Can a single-celled organism from the sea be smart?
Charles Darwin, the legendary naturalist, seemed to think so, at least according to a letter he penned in 1873 to invertebrate zoologist and physiologist William Benjamin Carpenter about micro-organisms known as foraminifera (forams for short). In it, he wrote, “My dear Carpenter… The case of the three species of protozoan which apparently select differently sized grains of sand, etc., is almost the most wonderful fact I ever heard of. One cannot believe that they have mental power enough to do so, and how any structure or kind of viscidity can lead to this result passes all understanding.”
It sounds like a lot of braininess for something so miniscule. But according to Joan Bernhard, a senior scientist at Woods Hole Oceanographic Institution, it’s not an overstatement.
“Although they don’t have brains, foraminifera are really smart in the way they build their shells,” she says.
Bernhard, who has been studying forams for more than three decades, says a species known as Astrammina triangularis is a good a case-in-point. The organisms, which she and colleagues collected in Antarctica during a series of under-ice scuba dives in 1993, begin their life as a single spherical cell surrounded by a few grains of sand. Over time, they build their shells using encasing sediment, the way a mason might build a wall with bricks. As the organisms grow, their shells take on a triangular shape (thus explaining the species name), with each apex being an opening in the shell for the forams’ stringy, arm-like projections (known as reticulopods).
By feel, the animals are able to figure out how their shells will need to change in order to maximize their ability to forage and move about. To grow, they create new apexes along the edges of their shells, which typically causes the shells to morph from a triangle into a square, then to a pentagon, and ultimately into other shapes like hexagons, heptagons, and octagons.
‘Brains’ and beauty
This kaleidoscopic shell-building ability not only makes foraminfera clever, but attractive as well. Some forams develop calcium carbonate shells with exquisite designs that have captured the imagination of painters, sculptors, and other types of artists with whom Bernhard has collaborated to communicate their scientific importance.
“My post doc advisor is very artistic and I’m very visually oriented,” she says. “He and I began working together to find ways to artistically express the value of our research. I made the science-art connection a part of a proposal, as it was what I wanted to do for my public outreach.”
Forams were the theme of a science-through-art exhibition earlier this year in Lake George, New York, called “Adaptations to Extremes.” Artists displayed their works to help communicate the science behind the organisms’ ability to adapt to extreme habitats, such as California’s oxygen-depleted Santa Barbara Basin, where the single-celled wonders live in abundance.
While they lend themselves well to art, Bernhard says forams are a serious tool for studying marine biology, and for understanding our past climate. The shells of forams living on the seafloor, along with those that died and sank to the bottom of the ocean, are time capsules: they hold clues to the geochemistry of the environment where and when their shells were developing.
“These things have likely been around since the Precambrian, long before animals evolved,” she says. “They are highly diverse; you can find them anywhere from coastal estuaries to the very bottom of the Mariana Trench, from the tropics to the highest latitudes.
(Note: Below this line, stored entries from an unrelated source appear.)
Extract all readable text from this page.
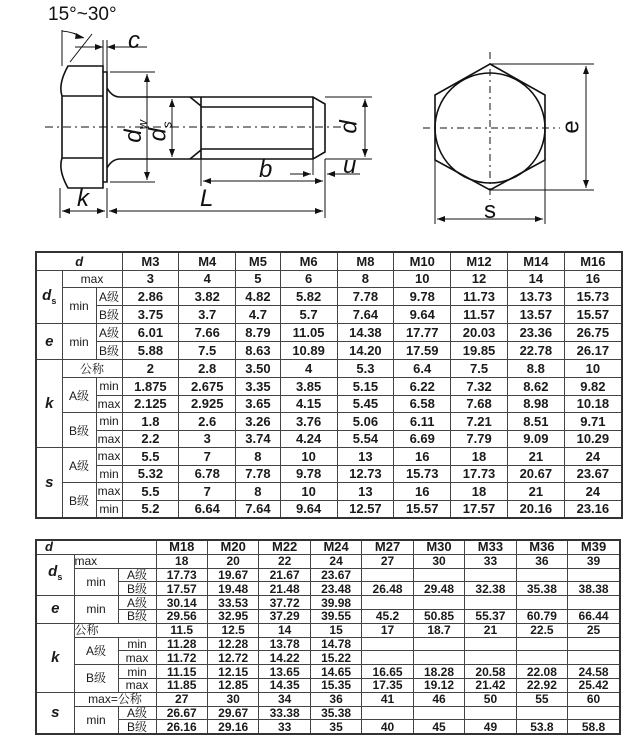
15°~30°
c
$d_w$
$d_s$	d
b	u
k	L
e
s
d			M3	M4	M5	M6	M8	M10	M12	M14	M16
$d_s$	max		3	4	5	6	8	10	12	14	16
	min	A级	2.86	3.82	4.82	5.82	7.78	9.78	11.73	13.73	15.73
		B级	3.75	3.7	4.7	5.7	7.64	9.64	11.57	13.57	15.57
e	min	A级	6.01	7.66	8.79	11.05	14.38	17.77	20.03	23.36	26.75
		B级	5.88	7.5	8.63	10.89	14.20	17.59	19.85	22.78	26.17
k	公称		2	2.8	3.50	4	5.3	6.4	7.5	8.8	10
	A级	min	1.875	2.675	3.35	3.85	5.15	6.22	7.32	8.62	9.82
		max	2.125	2.925	3.65	4.15	5.45	6.58	7.68	8.98	10.18
	B级	min	1.8	2.6	3.26	3.76	5.06	6.11	7.21	8.51	9.71
		max	2.2	3	3.74	4.24	5.54	6.69	7.79	9.09	10.29
s	A级	max	5.5	7	8	10	13	16	18	21	24
		min	5.32	6.78	7.78	9.78	12.73	15.73	17.73	20.67	23.67
	B级	max	5.5	7	8	10	13	16	18	21	24
		min	5.2	6.64	7.64	9.64	12.57	15.57	17.57	20.16	23.16
d			M18	M20	M22	M24	M27	M30	M33	M36	M39
$d_s$	max		18	20	22	24	27	30	33	36	39
	min	A级	17.73	19.67	21.67	23.67					
		B级	17.57	19.48	21.48	23.48	26.48	29.48	32.38	35.38	38.38
e	min	A级	30.14	33.53	37.72	39.98					
		B级	29.56	32.95	37.29	39.55	45.2	50.85	55.37	60.79	66.44
k	公称		11.5	12.5	14	15	17	18.7	21	22.5	25
	A级	min	11.28	12.28	13.78	14.78					
		max	11.72	12.72	14.22	15.22					
	B级	min	11.15	12.15	13.65	14.65	16.65	18.28	20.58	22.08	24.58
		max	11.85	12.85	14.35	15.35	17.35	19.12	21.42	22.92	25.42
s	max=公称		27	30	34	36	41	46	50	55	60
	min	A级	26.67	29.67	33.38	35.38					
		B级	26.16	29.16	33	35	40	45	49	53.8	58.8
They’re a great tool for understanding our planet’s history.”
She points out, however, that there are some downsides to studying forams. For example, they don’t move very fast, so it can be hard to tell live ones from dead ones when working with them in the lab. And it’s extremely difficult to culture them like phytoplankton or some other single-celled organisms.
But Bernhard doesn’t let these negatives get in the way of her love affair with foraminifera, which she endearingly refers to as her ‘little friends.’
“Nearly every time I examine the cell structure of a different species, I discover some new adaptation that has allowed them to survive in a ‘hostile’ habitat,” she says. “They never cease to amaze me!”